13 heures, retour au camp. Les bains ont donné faim. On se presse autour des marmites, on nourrit les bêtes, on les abreuve ou leur fait une nouvelle toilette, de la tête aux sabots. Les palabres reprennent.
Les périlleuses courses de chameaux
14 heures, début des premières courses de chameaux dans le stade. La foule se presse sur les gradins. Les « jockeys », assis en arrière de leurs bêtes, n’ont aucun étrier et ne les dirigent qu’à l’aide d’une corde passée dans les naseaux. Certaines bêtes ne parviennent pas à les prendre et foncent droit sur la foule, que les policiers font vite reculer. Un « jockey » à la longue chevelure noire lui battant les reins est l’incontestable vainqueur d’une première course, une seconde, une troisième. Acclamé par la foule, il est porté en triomphe. Les acheteurs se pressent déjà autour des trois bêtes qu’il a menées à la victoire.
17 heures, certains profitent du jour finissant pour aller examiner dans leurs tentes aussi chamarrées que celles des maharajas en campagne les plus beaux coursiers qui disputeront le lendemain d’autres courses. Si un chameau de course peut s’acheter jusqu’à 45 000 roupies (un euro vaut environ 60 roupies), un riche Indien n’hésitera pas à mettre 100 000 roupies ou plus dans ces magnifiques purs sangs nerveux et aussi rapides, dit-on, que le vent du désert.
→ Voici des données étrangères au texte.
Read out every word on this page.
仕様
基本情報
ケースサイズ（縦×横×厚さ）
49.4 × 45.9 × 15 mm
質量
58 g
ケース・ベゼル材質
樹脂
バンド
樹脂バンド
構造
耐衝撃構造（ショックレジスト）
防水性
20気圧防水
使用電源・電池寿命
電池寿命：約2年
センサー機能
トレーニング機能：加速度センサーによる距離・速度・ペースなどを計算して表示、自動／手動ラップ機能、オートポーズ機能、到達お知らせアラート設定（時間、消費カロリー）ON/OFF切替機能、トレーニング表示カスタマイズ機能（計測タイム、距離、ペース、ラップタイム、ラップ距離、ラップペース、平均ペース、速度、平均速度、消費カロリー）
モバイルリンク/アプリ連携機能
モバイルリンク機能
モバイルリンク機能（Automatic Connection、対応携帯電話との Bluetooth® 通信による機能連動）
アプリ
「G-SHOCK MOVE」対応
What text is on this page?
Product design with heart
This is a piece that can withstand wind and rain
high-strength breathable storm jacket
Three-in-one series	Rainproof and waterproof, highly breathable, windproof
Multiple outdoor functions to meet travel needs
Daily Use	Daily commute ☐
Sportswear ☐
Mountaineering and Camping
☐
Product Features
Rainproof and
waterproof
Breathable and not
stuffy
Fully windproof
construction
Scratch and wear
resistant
18 heures, les derniers pèlerins quittent les ghât (les marches) sacrés menant au fleuve. Les chariots, déguisés en palanquins avec leurs drôles de bâches rouges, regagnent le camp. La grande roue s’arrête. Le soleil teinte de rose le lac né d’un lotus. Une nouvelle nuit tombe sur la plus grande foire de l’Inde.